Costruito tra il 1310 e il 1328 dai sovrani Roberto d’Angiò e Sancia di Maiorca, il chiostro delle clarisse divenne parte della cittadella monastica a cui era annessa anche la famosa Basilica e il monastero dei Frati Minori.
La sua struttura venne modificata totalmente nel XVIII secolo, al tempo della badessa Ippolita Carmignano, che affidò la direzione dei lavori al poliedrico Domenico Antonio Vaccaro, artista capace di destreggiarsi nell’architettura, nella pittura e nella scultura.
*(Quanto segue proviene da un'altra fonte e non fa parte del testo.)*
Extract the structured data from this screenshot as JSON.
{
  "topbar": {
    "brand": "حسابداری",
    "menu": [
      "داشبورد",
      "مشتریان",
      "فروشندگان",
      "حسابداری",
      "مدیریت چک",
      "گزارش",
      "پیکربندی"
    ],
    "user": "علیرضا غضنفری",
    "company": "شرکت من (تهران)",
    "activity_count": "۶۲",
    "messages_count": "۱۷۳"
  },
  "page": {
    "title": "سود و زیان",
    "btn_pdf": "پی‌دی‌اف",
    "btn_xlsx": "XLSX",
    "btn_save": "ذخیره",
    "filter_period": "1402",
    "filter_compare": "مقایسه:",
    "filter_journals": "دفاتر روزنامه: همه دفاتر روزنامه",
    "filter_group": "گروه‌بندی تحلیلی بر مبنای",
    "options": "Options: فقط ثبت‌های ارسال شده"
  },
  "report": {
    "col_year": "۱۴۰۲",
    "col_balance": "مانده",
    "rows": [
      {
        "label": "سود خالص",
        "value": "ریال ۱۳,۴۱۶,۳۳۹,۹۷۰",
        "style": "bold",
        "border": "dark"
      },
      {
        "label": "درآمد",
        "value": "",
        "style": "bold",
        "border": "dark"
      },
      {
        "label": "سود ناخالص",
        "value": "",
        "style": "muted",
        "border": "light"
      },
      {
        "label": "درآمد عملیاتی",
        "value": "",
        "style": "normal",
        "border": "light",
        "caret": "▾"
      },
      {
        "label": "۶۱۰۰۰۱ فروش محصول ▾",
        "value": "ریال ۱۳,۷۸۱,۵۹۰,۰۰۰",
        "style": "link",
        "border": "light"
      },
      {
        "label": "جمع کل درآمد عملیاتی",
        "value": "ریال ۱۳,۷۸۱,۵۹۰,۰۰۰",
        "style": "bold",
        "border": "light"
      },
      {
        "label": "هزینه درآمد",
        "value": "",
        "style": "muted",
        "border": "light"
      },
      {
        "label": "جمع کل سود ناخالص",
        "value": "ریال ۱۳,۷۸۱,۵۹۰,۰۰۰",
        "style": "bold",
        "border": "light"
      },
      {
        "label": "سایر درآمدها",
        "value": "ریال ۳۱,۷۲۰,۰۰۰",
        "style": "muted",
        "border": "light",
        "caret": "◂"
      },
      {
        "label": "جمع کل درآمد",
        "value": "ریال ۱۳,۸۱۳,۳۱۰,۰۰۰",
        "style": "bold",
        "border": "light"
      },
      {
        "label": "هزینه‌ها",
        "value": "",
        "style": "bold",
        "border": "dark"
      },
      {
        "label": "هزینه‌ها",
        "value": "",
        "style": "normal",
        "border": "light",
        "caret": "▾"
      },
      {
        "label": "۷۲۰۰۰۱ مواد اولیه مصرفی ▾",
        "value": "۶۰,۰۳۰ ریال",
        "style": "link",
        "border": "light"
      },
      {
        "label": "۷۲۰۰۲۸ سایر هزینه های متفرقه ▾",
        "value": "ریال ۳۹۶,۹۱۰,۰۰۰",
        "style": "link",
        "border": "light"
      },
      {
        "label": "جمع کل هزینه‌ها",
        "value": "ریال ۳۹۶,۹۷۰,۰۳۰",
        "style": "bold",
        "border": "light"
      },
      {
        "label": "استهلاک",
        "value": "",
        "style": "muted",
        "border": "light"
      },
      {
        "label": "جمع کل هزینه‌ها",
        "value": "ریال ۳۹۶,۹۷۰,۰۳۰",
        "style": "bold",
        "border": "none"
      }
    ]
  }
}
L’architetto ebbe l’incarico di riprogettare lo spazio esterno del monastero che conservava ancora l’antico impianto medievale. Fu, così, progettato un grande porticato con la creazione di 72 pilastri di varia grandezza e di forma ottagonale sormontati da archi, mentre il giardino centrale è attraversato da due viali incrociati, completati da 64 pilastri, sui quali sono decorati tralci di vite, agrumi e vari frutti che si confondono visivamente con i frutteti del giardino, creando un’illusione squisitamente barocca tra mondo reale e mondo virtuale. I viali che dividono il giardino sono fiancheggiati da sedili e colonne rivestiti da maioliche.
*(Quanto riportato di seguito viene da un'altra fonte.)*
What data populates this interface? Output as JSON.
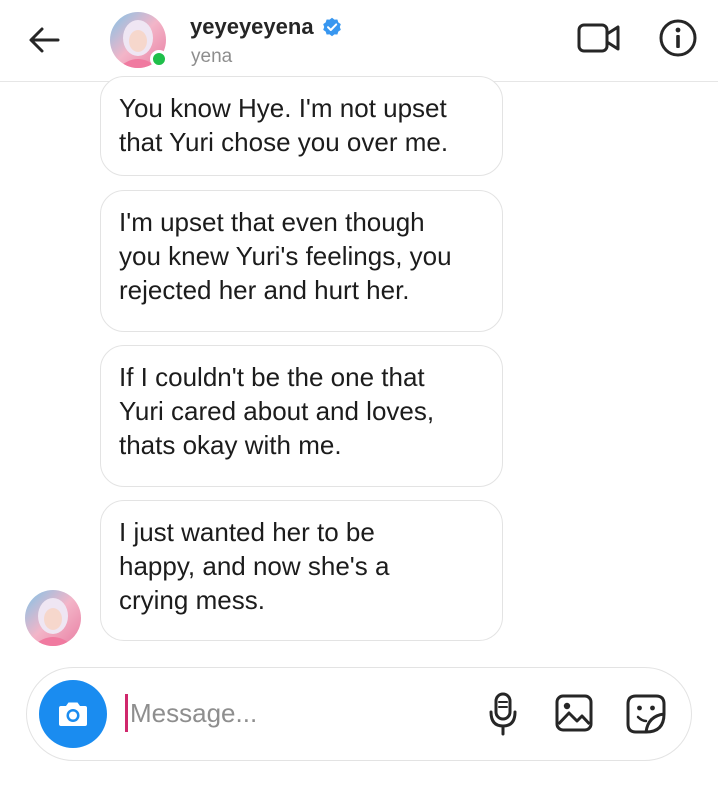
{
  "header": {
    "username": "yeyeyeyena",
    "subname": "yena",
    "icons": {
      "back": "arrow-left-icon",
      "verified": "verified-badge-icon",
      "video": "video-camera-icon",
      "info": "info-icon"
    }
  },
  "messages": [
    {
      "text": "You know Hye. I'm not upset\nthat Yuri chose you over me."
    },
    {
      "text": "I'm upset that even though\nyou knew Yuri's feelings, you\nrejected her and hurt her."
    },
    {
      "text": "If I couldn't be the one that\nYuri cared about and loves,\nthats okay with me."
    },
    {
      "text": "I just wanted her to be\nhappy, and now she's a\ncrying mess."
    }
  ],
  "composer": {
    "placeholder": "Message...",
    "value": "",
    "icons": {
      "camera": "camera-icon",
      "mic": "microphone-icon",
      "gallery": "image-gallery-icon",
      "sticker": "sticker-icon"
    }
  },
  "colors": {
    "accent_blue": "#1a8cf0",
    "verified_blue": "#3897f0",
    "online_green": "#1fbf4a",
    "caret_pink": "#d0286c",
    "text_secondary": "#8e8e8e",
    "bubble_border": "#e3e3e3"
  }
}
La tradizione dell’arte maiolica a Napoli risale già al Medioevo, ma è nel Settecento che raggiunge livelli di qualità altissimi. E’ interessante notare come il termine maiolica derivi dall’isola di Maiorca, caratterizzata da sempre per una rilevante produzione di ceramiche. Anche a Napoli, dalla prima metà del Settecento, nasceranno i cosiddetti “mastri riggiolari”, tra cui spiccano i nomi di Donato e Giuseppe Massa, che operarono all’interno del chiostro per realizzare le illustrazioni delle sedute del porticato e del giardino. I Massa riuscirono ad interpretare ai massimi livelli la cultura del loro tempo attraverso una serie di illustrazioni, che sorprendono ancora oggi per la ricchezza delle immagini e la minuziosità dei dettagli. Tali scene suscitano la curiosità e l’attenzione del visitatore per il loro carattere profano; un aspetto che può apparire in contraddizione se inserito all’interno di un chiostro frequentato da monache di clausura. Al contrario, invece, le immagini richiamavano il mondo reale, vivo e vissuto dalle figure di musici, ballerini di tarantella, pescatori, contadini, da paesaggi agresti e marini, riportando l’idea di cosa dovesse accadere nel mondo esterno. Un contatto stretto con la realtà proibita e misteriosa tagliata fuori dalle mura del monastero.